Every now and then, I come across someone else’s local news article about something called LSVT-BIG. Here is one of them; it’s from Great Falls in Montana, USA.
The articles are almost exclusively from local North American papers, offering a “human interest” style story in which the new(ish) physical therapy (it was introduced in 2007) helps someone with Parkinson’s. The press seem to like mentioning the programme’s relation to the voice therapy LSVT-LOUD (which was developed first), but few actually expound on what LSVT stands for. Now, maybe I’m just strange, but I like to know what my acronyms mean. This one is Lee Silverman Voice Therapy. It’s a commercial thing – you have to pay for the therapy, and the practitioner will have paid LSVT Global for his or her training. So I don’t think it’ll be available on the NHS any time soon. (There are practitioners in the UK, but none of them are especially close to me.)

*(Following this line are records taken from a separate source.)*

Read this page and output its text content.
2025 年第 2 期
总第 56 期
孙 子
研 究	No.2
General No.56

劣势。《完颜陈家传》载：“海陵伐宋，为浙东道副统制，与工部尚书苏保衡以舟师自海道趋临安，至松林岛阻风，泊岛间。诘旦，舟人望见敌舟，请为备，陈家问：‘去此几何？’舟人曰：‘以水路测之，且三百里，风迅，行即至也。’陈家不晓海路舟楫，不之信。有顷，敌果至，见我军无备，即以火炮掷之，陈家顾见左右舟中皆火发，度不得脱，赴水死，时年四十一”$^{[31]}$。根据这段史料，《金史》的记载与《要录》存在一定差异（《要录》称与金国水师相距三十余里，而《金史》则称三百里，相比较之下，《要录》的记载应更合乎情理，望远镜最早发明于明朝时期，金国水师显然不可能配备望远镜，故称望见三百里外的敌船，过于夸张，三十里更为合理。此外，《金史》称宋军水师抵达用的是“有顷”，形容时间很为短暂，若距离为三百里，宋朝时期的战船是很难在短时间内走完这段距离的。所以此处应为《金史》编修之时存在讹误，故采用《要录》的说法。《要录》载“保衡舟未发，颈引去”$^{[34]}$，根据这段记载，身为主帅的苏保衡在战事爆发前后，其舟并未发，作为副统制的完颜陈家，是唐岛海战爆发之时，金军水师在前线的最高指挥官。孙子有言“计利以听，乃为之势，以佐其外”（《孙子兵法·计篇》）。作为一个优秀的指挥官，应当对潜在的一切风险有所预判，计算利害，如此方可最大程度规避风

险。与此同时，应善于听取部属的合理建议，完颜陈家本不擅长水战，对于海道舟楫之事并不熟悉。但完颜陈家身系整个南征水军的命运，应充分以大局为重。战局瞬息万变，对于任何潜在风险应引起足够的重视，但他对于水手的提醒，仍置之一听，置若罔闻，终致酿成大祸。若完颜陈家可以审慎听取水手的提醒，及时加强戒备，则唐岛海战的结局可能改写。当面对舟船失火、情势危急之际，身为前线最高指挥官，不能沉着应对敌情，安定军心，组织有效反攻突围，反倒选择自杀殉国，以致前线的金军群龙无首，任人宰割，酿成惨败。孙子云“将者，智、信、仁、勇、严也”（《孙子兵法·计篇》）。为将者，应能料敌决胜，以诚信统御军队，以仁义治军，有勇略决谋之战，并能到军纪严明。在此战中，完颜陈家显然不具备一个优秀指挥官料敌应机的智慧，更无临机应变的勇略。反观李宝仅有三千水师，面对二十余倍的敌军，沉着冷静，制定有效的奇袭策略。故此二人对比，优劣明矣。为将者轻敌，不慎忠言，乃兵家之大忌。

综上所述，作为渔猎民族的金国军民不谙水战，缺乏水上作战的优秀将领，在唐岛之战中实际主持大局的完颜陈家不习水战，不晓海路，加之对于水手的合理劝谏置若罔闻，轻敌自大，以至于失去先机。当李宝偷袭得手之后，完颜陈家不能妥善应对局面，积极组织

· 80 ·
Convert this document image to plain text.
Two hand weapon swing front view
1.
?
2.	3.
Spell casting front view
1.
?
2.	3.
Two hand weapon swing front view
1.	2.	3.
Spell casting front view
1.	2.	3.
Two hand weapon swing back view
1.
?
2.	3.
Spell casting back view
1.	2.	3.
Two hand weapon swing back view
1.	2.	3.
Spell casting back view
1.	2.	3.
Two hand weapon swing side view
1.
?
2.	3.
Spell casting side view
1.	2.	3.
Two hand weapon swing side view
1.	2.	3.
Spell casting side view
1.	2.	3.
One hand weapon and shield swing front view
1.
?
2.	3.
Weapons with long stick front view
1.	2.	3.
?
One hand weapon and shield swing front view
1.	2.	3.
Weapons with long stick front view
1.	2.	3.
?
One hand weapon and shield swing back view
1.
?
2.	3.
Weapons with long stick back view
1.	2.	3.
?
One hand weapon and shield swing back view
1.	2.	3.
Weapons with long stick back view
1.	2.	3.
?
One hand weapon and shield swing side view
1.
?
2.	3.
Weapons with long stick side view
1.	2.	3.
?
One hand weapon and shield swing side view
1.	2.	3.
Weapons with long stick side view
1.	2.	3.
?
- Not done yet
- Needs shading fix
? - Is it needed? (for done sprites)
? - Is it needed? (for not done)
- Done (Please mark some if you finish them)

What is it? The Web site says:
[…] the Lee Silverman Voice Treatment (LSVT) [is] an innovative and clinically-proven method for improving voice and speech in individuals with Parkinson disease. […] LSVT Global specializes in the development of innovative and effective treatments for the speech communication (LSVT LOUD) and physical/occupational therapy (LSVT BIG) needs of individuals with Parkinson disease as well as aging and other conditions including stroke, multiple sclerosis, cerebral palsy, Down syndrome.
The general idea seems to be that you deliberately exaggerate the size of your movements or the volume of your voice in order to make up for the smallness that Parkinson’s tends to impose upon you. Which seems to make sense. In fact, I’ve been attempting to exaggerate the swing in my left arm for just that reason (sometimes, if I make a really big swing to get it started, it’ll go by itself for a while as I walk).
I suppose that these therapies – and it’s the BIG one that I am most intrigued by, because my voice is as yet unaffected – are formalised versions of the physiotherapy and speech therapy offered elsewhere. The concept of BIG seems to link nicely with the idea that lots of cardiovascular exercise will help to counter the symptoms of Parkinson’s. It also seems to be a sort of retraining of the body’s actions and reactions – something that we’ve seen in the use of ballet and tai-chi, discussed in previous posts.
I couldn’t help but wonder who Lee Silverman is or was. I’m rather disappointed not to be able to find out anything about him or her. The LSVT Global site says that the therapies were invented by the founders of the company, none of whom are called Silverman. Or Lee.
I wonder whether any of my readers has any experience with LSVT?